Using Values to Set Expectations
With the recent wave of Syrian migrants flooding Europe, there’s been a growing concern about how well they will integrate into local culture. While many are welcomed with open arms, there is an expectation that new arrivals will embrace European values – specifically tolerance and inclusion.
Austria was one of the first countries to educate migrants about their expectations, when many arrived from the West Balkans in 2010. Now various European countries plan to provide folders containing guidelines on EU values – written in Arabic – to ensure all newcomers understand these values.
A few examples of what’s included:
- Everyone has equal rights to education at every level (addressing the issue of young migrant girls being held back from going to school)
- Female Muslims are free to wear a headscarf, but only if they choose to (addressing the issue of migrant woman being ordered by a man to wear a burqa).
- Everyone must respect the police, regardless if they are a policeman or a policewoman (addressing the issue of migrant men viewing woman with little or no respect).
While some might not agree with this approach, I believe it makes perfect sense.
In numerous countries, a clear statement of values has been a part of their constitution for years.

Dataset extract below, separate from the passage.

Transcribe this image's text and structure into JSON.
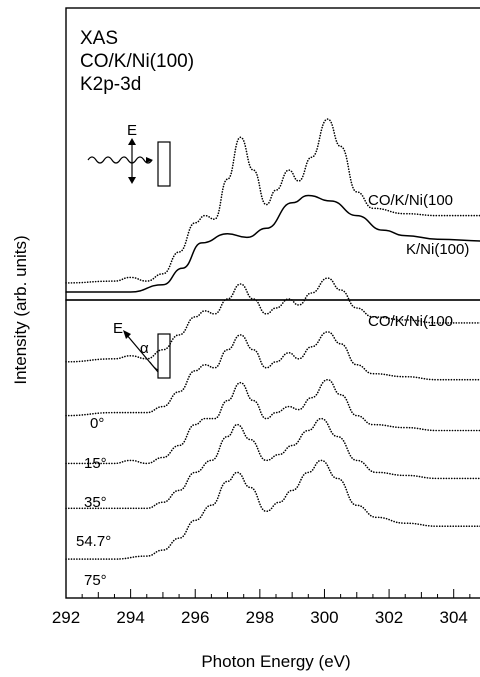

For example, the United States is well known for the phrase “Life, Liberty and the Pursuit of Happiness.” And in many Commonwealth jurisdictions, such as Canada and Australia, it’s common to find the phrase “Peace, Order, and Good Government”.
Such statements make it clear what is expected of all people, both for newcomers and those who are well established.
This applies in business too.
Stating Expected Behaviors
When starting a new job, it’s not uncommon for new employees to receive a “Welcome” packet, particularly in larger organizations. This has been happening for many years in both the private and public sectors, in both for-profit and not-for-profit organizations.
What’s included in the Welcome packet?
In addition to outlining basic HR information, these packets include a copy of the organization’s Mission, Vision, and Values (assuming they exist). Ideally, the values are spelled out with great clarity, highlighting the behavior expected of every employee, regardless of title or position.
Such values might include: Collaboration, Quality, and Perseverance. Or Humility, Discovery, and Fun. Preferably, these values outline what makes the organization unique, and help define the organization’s culture.
Of course, over time new employees may discover others who do NOT act in accordance with the stated values. But that doesn’t exclude or negate the relevance and importance of these values.
Values are like the rumble strips along the edge of the road. They are designed to alert the inattentive (or careless) employee of potential danger.
When values are violated, the misaligned individuals need to be brought back on course. This is the job of a leader. But if leaders fail to do this, the organization will be exposed to serious threats, such as a damaging lawsuit, the loss of business, or the loss of good employees.
If left unchecked, an organization without values will lead to its own demise. This is what occurred at Enron and WorldCom.
Even the public sector is not immune to this issue. Consider the enormous debacle at the U.S National Security Administration (NSA), when Edward Snowden exposed the mass surveillance scandal. And this saga continues…. Or consider the ongoing scandals occurring within the U.S. Transportation Security Administration (TSA). When trust is broken, not only does funding become at risk, the agency’s mission is questioned and open for a complete overhaul.
A world without clearly defined values leads to chaos, anarchy, and the potential for a complete collapse. This applies to countries, cities, businesses, non-profits, schools, public utilities, private groups, churches, and even families.
The solution? It’s actually simple, though not easy.
Set expectations with a few clearly defined values. Then leaders need to reinforce them, acknowledge and reward good behavior, and correct individuals when they wander onto the rumble strips.